Raymond vit sur sa planète. Une planète virtuelle. Mais voilà ce qu'il en est des jeunes raflés dans les banlieues, et qui paient pour d'autres des incendies qu'ils n'ont pas commis.
a écrit :L’AFFAIRE DES VOITURES BRÛLÉES DE JACQUARD À COTE-CHAUDE FIN AOÛT
Fatha est en prison depuis 55 jours pour un délit qu’il n’a pas commis.
Pressions politiques sur la Justice, libertés en danger à St-Etienne
mercredi 18 octobre 2006, par Roger Dubien
L’affaire des voitures incendiées de la Place Jacquard dans la nuit du 19 au 20 août 2006 a fait grand bruit à St-Etienne fin août-début septembre. 11 à 15 voitures selon les versions, et 3 magasins, ont été brûlés entre 2h30 et 3h30 du matin.
Quelques jours après, la Police mettait deux jeunes en garde à vue, Fatah et Foued.
Fatha est toujours en prison.

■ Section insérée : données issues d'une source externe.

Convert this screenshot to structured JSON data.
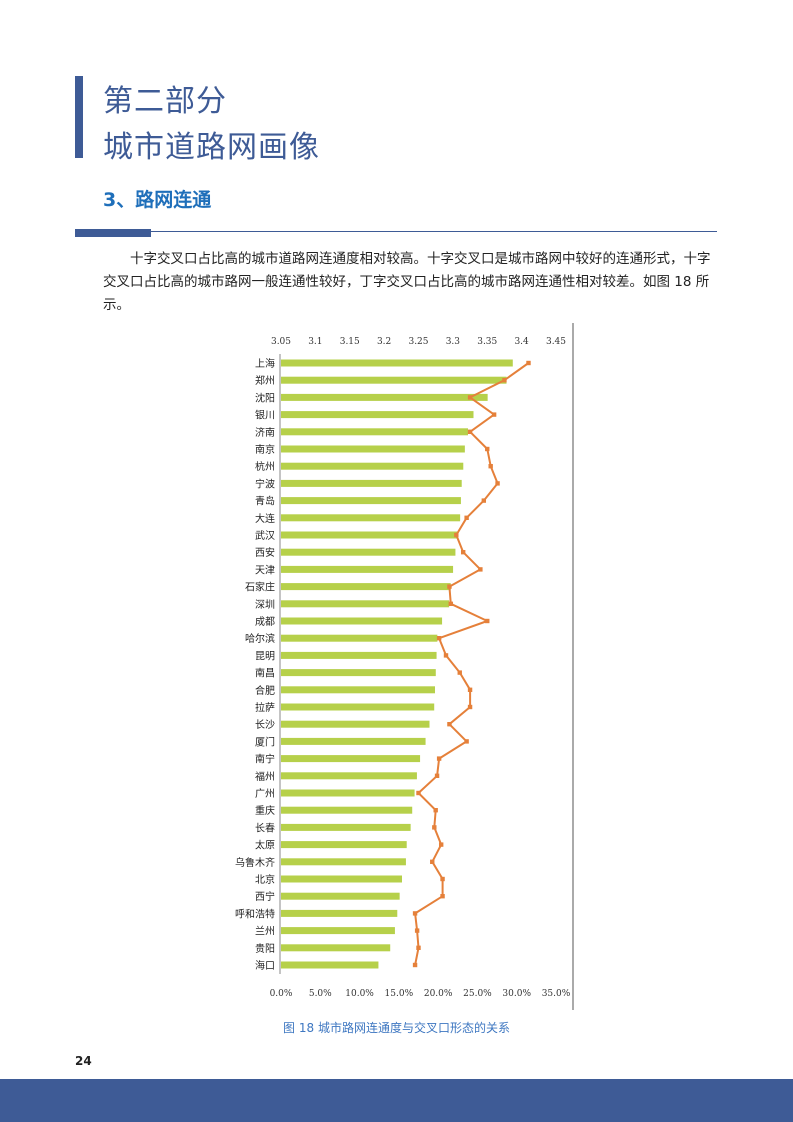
{
  "header": {
    "title_line1": "第二部分",
    "title_line2": "城市道路网画像",
    "section_title": "3、路网连通"
  },
  "body_text": "十字交叉口占比高的城市道路网连通度相对较高。十字交叉口是城市路网中较好的连通形式，十字交叉口占比高的城市路网一般连通性较好，丁字交叉口占比高的城市路网连通性相对较差。如图 18 所示。",
  "chart_data": {
    "type": "bar",
    "orientation": "horizontal",
    "title": "",
    "categories": [
      "上海",
      "郑州",
      "沈阳",
      "银川",
      "济南",
      "南京",
      "杭州",
      "宁波",
      "青岛",
      "大连",
      "武汉",
      "西安",
      "天津",
      "石家庄",
      "深圳",
      "成都",
      "哈尔滨",
      "昆明",
      "南昌",
      "合肥",
      "拉萨",
      "长沙",
      "厦门",
      "南宁",
      "福州",
      "广州",
      "重庆",
      "长春",
      "太原",
      "乌鲁木齐",
      "北京",
      "西宁",
      "呼和浩特",
      "兰州",
      "贵阳",
      "海口"
    ],
    "series": [
      {
        "name": "十字交叉口占比",
        "color": "#b6d04a",
        "axis": "bottom",
        "values": [
          29.5,
          28.7,
          26.3,
          24.5,
          23.8,
          23.4,
          23.2,
          23.0,
          22.9,
          22.8,
          22.4,
          22.2,
          21.9,
          21.6,
          21.4,
          20.5,
          19.9,
          19.8,
          19.7,
          19.6,
          19.5,
          18.9,
          18.4,
          17.7,
          17.3,
          17.0,
          16.7,
          16.5,
          16.0,
          15.9,
          15.4,
          15.1,
          14.8,
          14.5,
          13.9,
          12.4
        ]
      },
      {
        "name": "路网连通度",
        "color": "#e5803a",
        "axis": "top",
        "values": [
          3.41,
          3.375,
          3.325,
          3.36,
          3.325,
          3.35,
          3.355,
          3.365,
          3.345,
          3.32,
          3.305,
          3.315,
          3.34,
          3.295,
          3.297,
          3.35,
          3.28,
          3.29,
          3.31,
          3.325,
          3.325,
          3.295,
          3.32,
          3.28,
          3.277,
          3.25,
          3.275,
          3.273,
          3.283,
          3.27,
          3.285,
          3.285,
          3.245,
          3.248,
          3.25,
          3.245
        ]
      }
    ],
    "x_axis_bottom": {
      "range": [
        0,
        35
      ],
      "ticks": [
        "0.0%",
        "5.0%",
        "10.0%",
        "15.0%",
        "20.0%",
        "25.0%",
        "30.0%",
        "35.0%"
      ]
    },
    "x_axis_top": {
      "range": [
        3.05,
        3.45
      ],
      "ticks": [
        "3.05",
        "3.1",
        "3.15",
        "3.2",
        "3.25",
        "3.3",
        "3.35",
        "3.4",
        "3.45"
      ]
    },
    "grid": false,
    "legend": "none"
  },
  "caption": "图 18  城市路网连通度与交叉口形态的关系",
  "page_number": "24"
}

Alors qu’il crie depuis le début son innocence, et que l’accusation portée contre lui n’a pas cessé de s’effriter avant de s’effondrer totalement.
Une conférence de presse a eu lieu avec sa famille ce lundi après-midi chez elle, à Cote-Chaude. Après avoir contribué avec son avocat à apporter un certain nombre d’éléments à la justice, et puisqu’il apparait qu’il y a des pressions et un blocage qu’il faut bien appeler politiques sur la Justice, il a été décidé de porter cette affaire à la connaissance des citoyens, des stéphanois.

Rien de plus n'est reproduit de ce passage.